#35
Hex Grid

This short program produces a tessellated image of a hexagonal grid, similar to chicken wire. It shows that you don’t need a lot of code to make something interesting. A slightly more complicated variation of this program is Project 65, “Shining Carpet.”

Note that this program uses raw strings, which prefix the opening quote with a lowercase r so that the backslashes in the string aren’t interpreted as escape characters.

The Program in Action

Figure 35-1 shows what the output will look like when you run hexgrid.py.

How It Works

The power behind programming is that it can make a computer carry out repetitive instructions quickly and without mistakes. This is how a dozen lines of code can create hundreds, thousands, or millions of hexagons on the screen.

In the Command Prompt or Terminal window, you can redirect a program’s output from the screen to a text file. On Windows, run py hexgrid.py > hextiles.txt to create a text file that contains the hexagons. On Linux and macOS, run python3 hexgrid.py > hextiles.txt. Without the size of the screen as a limit, you can increase the X_REPEAT and Y_REPEAT constants and save the contents to a file. From there, it’s easy to print the file on paper, send it in an email, or post it to social media. This applies to any computer-generated artwork you create.
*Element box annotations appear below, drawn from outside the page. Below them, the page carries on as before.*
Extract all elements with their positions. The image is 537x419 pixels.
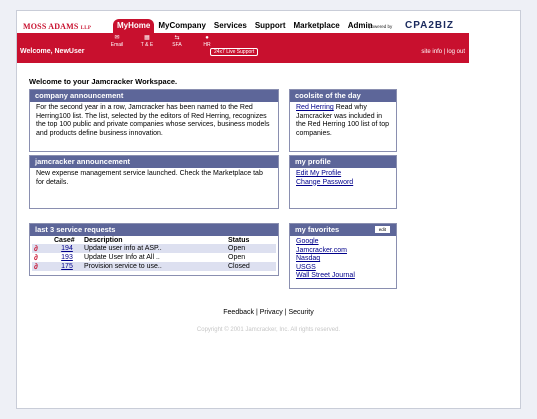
- moss-adams-logo[interactable]: MOSS ADAMS LLP: [23, 22, 91, 31]
- subnav-sfa-label: SFA: [172, 42, 182, 48]
- live-support-button[interactable]: 24x7 Live Support: [210, 48, 259, 56]
- case-cell: 175: [52, 262, 82, 271]
- favorite-link-google[interactable]: Google: [296, 238, 319, 245]
- cpa2biz-logo: CPA2BIZ: [405, 20, 455, 31]
- description-column-header: Description: [84, 237, 123, 244]
- subnav-hr-label: HR: [203, 42, 211, 48]
- favorite-link-jamcracker[interactable]: Jamcracker.com: [296, 247, 347, 254]
- powered-by-label: powered by: [369, 24, 393, 29]
- favorites-links: Google Jamcracker.com Nasdaq USGS Wall S…: [290, 236, 396, 283]
- subnav-sfa[interactable]: ⇆ SFA: [165, 34, 189, 48]
- case-link[interactable]: 175: [61, 263, 73, 270]
- site-info-link[interactable]: site info: [421, 49, 442, 55]
- logo-suffix: LLP: [80, 26, 92, 31]
- status-cell: Open: [226, 244, 276, 253]
- browser-frame: MOSS ADAMS LLP MyHome MyCompany Services…: [16, 10, 521, 409]
- panel-header: last 3 service requests: [30, 224, 278, 236]
- request-icon-glyph: ∂: [34, 262, 38, 271]
- header-band: ✉ Email ▦ T & E ⇆ SFA ● HR Welcome, NewU…: [17, 33, 469, 63]
- edit-favorites-button[interactable]: edit: [374, 226, 390, 233]
- favorite-link-wsj[interactable]: Wall Street Journal: [296, 272, 355, 279]
- my-profile-panel: my profile Edit My Profile Change Passwo…: [289, 155, 397, 209]
- tab-support[interactable]: Support: [251, 19, 290, 33]
- subnav-email[interactable]: ✉ Email: [105, 34, 129, 48]
- sub-nav: ✉ Email ▦ T & E ⇆ SFA ● HR: [105, 34, 225, 48]
- case-cell: 193: [52, 253, 82, 262]
- status-cell: Closed: [226, 262, 276, 271]
- subnav-te[interactable]: ▦ T & E: [135, 34, 159, 48]
- favorites-title: my favorites: [295, 225, 340, 234]
- welcome-message: Welcome, NewUser: [20, 48, 85, 55]
- tab-mycompany[interactable]: MyCompany: [154, 19, 210, 33]
- footer-separator: |: [284, 309, 287, 316]
- jamcracker-announcement-text: New expense management service launched.…: [36, 170, 263, 186]
- request-icon: ∂: [32, 253, 52, 262]
- coolsite-panel: coolsite of the day Red Herring Read why…: [289, 89, 397, 152]
- company-announcement-text: For the second year in a row, Jamcracker…: [36, 104, 270, 137]
- arrows-icon: ⇆: [174, 35, 180, 41]
- copyright-text: Copyright © 2001 Jamcracker, Inc. All ri…: [196, 327, 341, 333]
- request-icon: ∂: [32, 262, 52, 271]
- footer-links: Feedback | Privacy | Security: [17, 309, 520, 316]
- panel-header: company announcement: [30, 90, 278, 102]
- panel-header: my favorites edit: [290, 224, 396, 236]
- calendar-icon: ▦: [144, 35, 150, 41]
- tab-services[interactable]: Services: [210, 19, 251, 33]
- coolsite-text: Red Herring Read why Jamcracker was incl…: [290, 102, 396, 140]
- change-password-link[interactable]: Change Password: [296, 179, 353, 186]
- favorite-link-usgs[interactable]: USGS: [296, 264, 316, 271]
- table-header-row: Case# Description Status: [32, 237, 276, 244]
- jamcracker-announcement-panel: jamcracker announcement New expense mana…: [29, 155, 279, 209]
- description-cell: Provision service to use..: [82, 262, 226, 271]
- company-announcement-panel: company announcement For the second year…: [29, 89, 279, 152]
- top-links: site info | log out: [421, 49, 465, 55]
- favorite-link-nasdaq[interactable]: Nasdaq: [296, 255, 320, 262]
- icon-column-header: [32, 237, 52, 244]
- envelope-icon: ✉: [114, 35, 120, 41]
- security-link[interactable]: Security: [288, 309, 313, 316]
- tab-marketplace[interactable]: Marketplace: [290, 19, 344, 33]
- feedback-link[interactable]: Feedback: [223, 309, 254, 316]
- logo-name: MOSS ADAMS: [23, 22, 79, 31]
- privacy-link[interactable]: Privacy: [260, 309, 283, 316]
- main-nav: MyHome MyCompany Services Support Market…: [113, 19, 377, 33]
- request-icon: ∂: [32, 244, 52, 253]
- red-herring-link[interactable]: Red Herring: [296, 104, 334, 111]
- my-favorites-panel: my favorites edit Google Jamcracker.com …: [289, 223, 397, 289]
- subnav-email-label: Email: [110, 42, 124, 48]
- person-icon: ●: [205, 35, 209, 41]
- table-row: ∂ 194 Update user info at ASP.. Open: [32, 244, 276, 253]
- panel-header: jamcracker announcement: [30, 156, 278, 168]
- description-cell: Update user info at ASP..: [82, 244, 226, 253]
- top-links-separator: |: [443, 49, 446, 55]
- edit-profile-link[interactable]: Edit My Profile: [296, 170, 341, 177]
- log-out-link[interactable]: log out: [447, 49, 465, 55]
- table-row: ∂ 175 Provision service to use.. Closed: [32, 262, 276, 271]
- case-cell: 194: [52, 244, 82, 253]
- panel-header: my profile: [290, 156, 396, 168]
- service-requests-table: Case# Description Status ∂ 194 Update us…: [32, 237, 276, 271]
- table-row: ∂ 193 Update User Info at All .. Open: [32, 253, 276, 262]
- service-requests-panel: last 3 service requests Case# Descriptio…: [29, 223, 279, 276]
- request-icon-glyph: ∂: [34, 253, 38, 262]
- page-title: Welcome to your Jamcracker Workspace.: [29, 77, 178, 86]
- subnav-hr[interactable]: ● HR: [195, 34, 219, 48]
- profile-links: Edit My Profile Change Password: [290, 168, 396, 189]
- footer-separator: |: [255, 309, 258, 316]
- status-column-header: Status: [228, 237, 250, 244]
- tab-myhome[interactable]: MyHome: [113, 19, 155, 33]
- subnav-te-label: T & E: [140, 42, 154, 48]
- service-requests-body: Case# Description Status ∂ 194 Update us…: [30, 236, 278, 272]
- description-cell: Update User Info at All ..: [84, 254, 160, 261]
- request-icon-glyph: ∂: [34, 244, 38, 253]
- panel-header: coolsite of the day: [290, 90, 396, 102]
- case-column-header: Case#: [54, 237, 75, 244]
- top-bar: MOSS ADAMS LLP MyHome MyCompany Services…: [21, 19, 473, 33]
- status-cell: Open: [228, 254, 246, 261]
- case-link[interactable]: 194: [61, 245, 73, 252]
- case-link[interactable]: 193: [61, 254, 73, 261]
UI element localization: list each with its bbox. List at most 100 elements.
 1. """Hex Grid, by Al Sweigart [email protected]
 2. Displays a simple tessellation of a hexagon grid.
 3. This code is available at https://nostarch.com/big-book-small-python-programming
 4. Tags: tiny, beginner, artistic"""
 5. 
 6. # Set up the constants:
 7. # (!) Try changing these values to other numbers:
 8. X_REPEAT = 19  # How many times to tessellate horizontally.
 9. Y_REPEAT = 12  # How many times to tessellate vertically.
10. 
11. for y in range(Y_REPEAT):
12.     # Display the top half of the hexagon:
13.     for x in range(X_REPEAT):
14.         print(r'/ \_', end='')
15.     print()
16. 
17.     # Display the bottom half of the hexagon:
18.     for x in range(X_REPEAT):
19.         print(r'\_/ ', end='')
20.     print()

After entering the source code and running it a few times, try making experimental changes to it. The comments marked with (!) have suggestions for small changes you can make. On your own, you can also try to figure out how to do the following:

• Create tiled hexagons of a larger size.
• Create tiled rectangular bricks instead of hexagons.
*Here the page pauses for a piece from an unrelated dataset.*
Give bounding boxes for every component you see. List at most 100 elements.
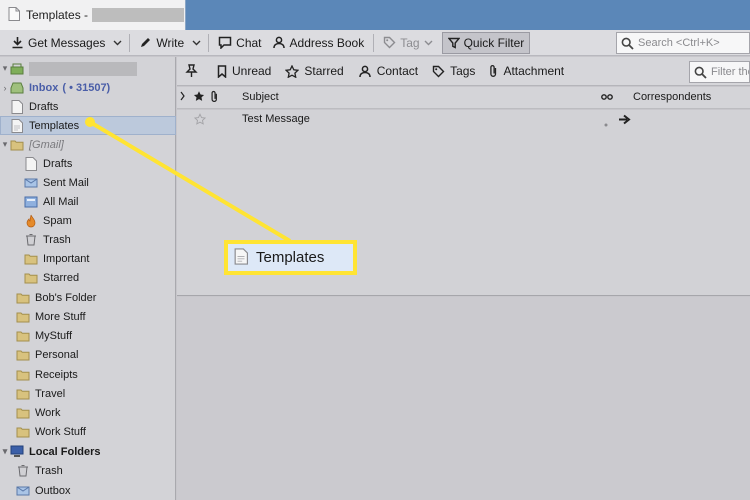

For practice, try re-creating this program with larger hexagon grids, such as the following patterns:

 /   \     /   \     /   \     /   \     /   \     /   \     /   \
/     \___/     \___/     \___/     \___/     \___/     \___/     \
\     /   \     /   \     /   \     /   \     /   \     /   \     /
 \___/     \___/     \___/     \___/     \___/     \___/     \___/
 /   \     /   \     /   \     /   \     /   \     /   \     /   \
/     \___/     \___/     \___/     \___/     \___/     \___/     \

  /     \         /     \         /     \         /     \
 /       \       /       \       /       \       /       \
/         \_____/         \_____/         \_____/         \_____
\         /     \         /     \         /     \         /
 \       /       \       /       \       /       \       /
  \_____/         \_____/         \_____/         \_____/
  /     \         /     \         /     \         /     \
 /       \       /       \       /       \       /       \
/         \_____/         \_____/         \_____/         \_____

Exploring the Program

This is a base program, so there aren’t many options to customize it. Instead, consider how you could similarly program patterns of other shapes.